Northrop Grumman: International defense needs rescue 2014 returns (Part 8 of 9)

(Continued from Part 7)

Stock value growth

Northrop Grumman (NOC) generated healthy stock returns for its investors last year. The company generated about 40% returns over the period, more than double the index (SPY) returns in that time frame. The industrial sector forms 11% of the SPDR S&P 500 ETF (SPY).

If we look at the stock performance over the long term as well, the company’s returns have been exceptionally high. NOC’s stock value has grown by about 170% over the last decade. In comparison, the index grew by about 75% during that time frame. Even during the recession, the company was able to maintain its value relative to the index.

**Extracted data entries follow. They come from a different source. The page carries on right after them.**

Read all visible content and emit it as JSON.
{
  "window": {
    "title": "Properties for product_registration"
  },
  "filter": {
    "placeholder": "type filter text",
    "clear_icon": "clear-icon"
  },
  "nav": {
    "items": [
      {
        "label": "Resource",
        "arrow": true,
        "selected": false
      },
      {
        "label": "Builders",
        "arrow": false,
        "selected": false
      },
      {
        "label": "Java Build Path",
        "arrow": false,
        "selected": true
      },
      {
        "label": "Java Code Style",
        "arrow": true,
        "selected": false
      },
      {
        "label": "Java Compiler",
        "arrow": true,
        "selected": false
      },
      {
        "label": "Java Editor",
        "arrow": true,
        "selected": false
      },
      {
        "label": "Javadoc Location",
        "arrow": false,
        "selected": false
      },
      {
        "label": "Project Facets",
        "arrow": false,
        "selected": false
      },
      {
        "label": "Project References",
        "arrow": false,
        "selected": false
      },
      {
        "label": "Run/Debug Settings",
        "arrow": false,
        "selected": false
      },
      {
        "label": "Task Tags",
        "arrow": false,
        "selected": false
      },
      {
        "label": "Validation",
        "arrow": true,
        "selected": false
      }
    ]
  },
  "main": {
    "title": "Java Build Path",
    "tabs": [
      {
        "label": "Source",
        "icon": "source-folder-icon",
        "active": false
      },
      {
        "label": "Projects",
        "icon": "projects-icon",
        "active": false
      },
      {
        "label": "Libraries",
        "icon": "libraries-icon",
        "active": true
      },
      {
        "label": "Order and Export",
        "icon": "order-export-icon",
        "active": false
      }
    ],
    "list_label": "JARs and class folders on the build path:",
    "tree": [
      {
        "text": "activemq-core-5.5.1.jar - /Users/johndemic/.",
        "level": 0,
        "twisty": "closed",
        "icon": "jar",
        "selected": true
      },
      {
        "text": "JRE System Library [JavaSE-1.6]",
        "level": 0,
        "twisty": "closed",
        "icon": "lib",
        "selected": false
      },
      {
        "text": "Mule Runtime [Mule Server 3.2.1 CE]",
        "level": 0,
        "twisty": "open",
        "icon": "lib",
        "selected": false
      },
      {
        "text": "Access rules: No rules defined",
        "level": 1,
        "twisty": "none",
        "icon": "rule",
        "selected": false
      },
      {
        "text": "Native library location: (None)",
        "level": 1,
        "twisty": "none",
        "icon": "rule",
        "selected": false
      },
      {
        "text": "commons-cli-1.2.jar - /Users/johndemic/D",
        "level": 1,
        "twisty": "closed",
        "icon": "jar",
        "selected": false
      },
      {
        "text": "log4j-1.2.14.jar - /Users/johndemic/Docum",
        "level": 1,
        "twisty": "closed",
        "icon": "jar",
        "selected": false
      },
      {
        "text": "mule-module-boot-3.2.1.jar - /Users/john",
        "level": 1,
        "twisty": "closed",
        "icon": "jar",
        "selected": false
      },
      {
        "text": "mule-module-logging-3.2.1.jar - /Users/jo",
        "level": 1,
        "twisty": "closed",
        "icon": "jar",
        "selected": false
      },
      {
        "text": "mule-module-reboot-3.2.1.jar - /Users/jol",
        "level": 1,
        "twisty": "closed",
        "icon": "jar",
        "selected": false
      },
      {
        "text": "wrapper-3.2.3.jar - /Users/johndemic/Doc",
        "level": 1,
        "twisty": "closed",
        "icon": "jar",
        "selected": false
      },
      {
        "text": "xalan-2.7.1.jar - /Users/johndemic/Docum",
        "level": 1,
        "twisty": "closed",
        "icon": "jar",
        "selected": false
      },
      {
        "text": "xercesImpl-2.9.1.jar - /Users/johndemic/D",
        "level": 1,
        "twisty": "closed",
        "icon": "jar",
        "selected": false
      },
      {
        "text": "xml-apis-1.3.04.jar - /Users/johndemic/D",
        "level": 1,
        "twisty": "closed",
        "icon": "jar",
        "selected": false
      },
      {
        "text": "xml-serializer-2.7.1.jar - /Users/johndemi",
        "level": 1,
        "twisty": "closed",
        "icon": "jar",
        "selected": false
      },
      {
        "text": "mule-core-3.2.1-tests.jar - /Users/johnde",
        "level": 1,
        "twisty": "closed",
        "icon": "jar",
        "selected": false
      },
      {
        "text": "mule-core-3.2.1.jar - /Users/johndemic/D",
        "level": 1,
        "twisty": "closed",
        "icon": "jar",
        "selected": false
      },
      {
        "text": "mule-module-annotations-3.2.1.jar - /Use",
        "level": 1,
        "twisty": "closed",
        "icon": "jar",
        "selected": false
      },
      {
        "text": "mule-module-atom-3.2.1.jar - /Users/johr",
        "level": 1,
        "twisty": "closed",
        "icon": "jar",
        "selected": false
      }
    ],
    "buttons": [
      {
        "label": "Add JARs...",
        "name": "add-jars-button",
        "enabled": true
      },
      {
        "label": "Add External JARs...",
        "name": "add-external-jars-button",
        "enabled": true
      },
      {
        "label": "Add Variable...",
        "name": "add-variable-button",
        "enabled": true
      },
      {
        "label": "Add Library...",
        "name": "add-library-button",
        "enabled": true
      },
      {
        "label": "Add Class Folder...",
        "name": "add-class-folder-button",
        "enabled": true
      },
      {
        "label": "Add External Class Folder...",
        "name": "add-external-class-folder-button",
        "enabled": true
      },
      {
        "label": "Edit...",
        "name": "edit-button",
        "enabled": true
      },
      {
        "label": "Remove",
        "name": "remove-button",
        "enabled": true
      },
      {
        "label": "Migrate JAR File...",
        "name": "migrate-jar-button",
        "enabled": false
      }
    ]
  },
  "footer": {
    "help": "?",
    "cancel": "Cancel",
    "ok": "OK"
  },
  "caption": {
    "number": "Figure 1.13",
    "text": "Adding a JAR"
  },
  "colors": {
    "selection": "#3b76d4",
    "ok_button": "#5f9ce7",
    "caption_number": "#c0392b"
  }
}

NOC’s PE (price-to-earnings) ratio stands at 16.7. This is lower than its competitors Lockheed Martin (LMT), General Dynamics (GD), and Boeing (BA), which all have PE ratios above 19. This makes NOC a lucrative bet for the future since it has room to grow.

Dividend payout and share repurchase

Apart from its stock value growth, the company has ensured it pays consistent dividends to its investors. NOC paid its shareholders $563 million in dividends in 2014. In fact, over the last five years, the annual dividend per share has grown by 60%.

The company aims to repurchase 60 million shares by the end of fiscal 2015 to enhance its shareholder value. So far this year, it has repurchased 42.2 million shares, or approximately 70%. NOC plans to continue with the repurchase next year in a thoughtful manner, creating maximum value for its shareholders. In 2014, total shareholder return totaled about 31.4%.

Overall, the company is a very healthy source of shareholder returns, generating robust rewards for its investors.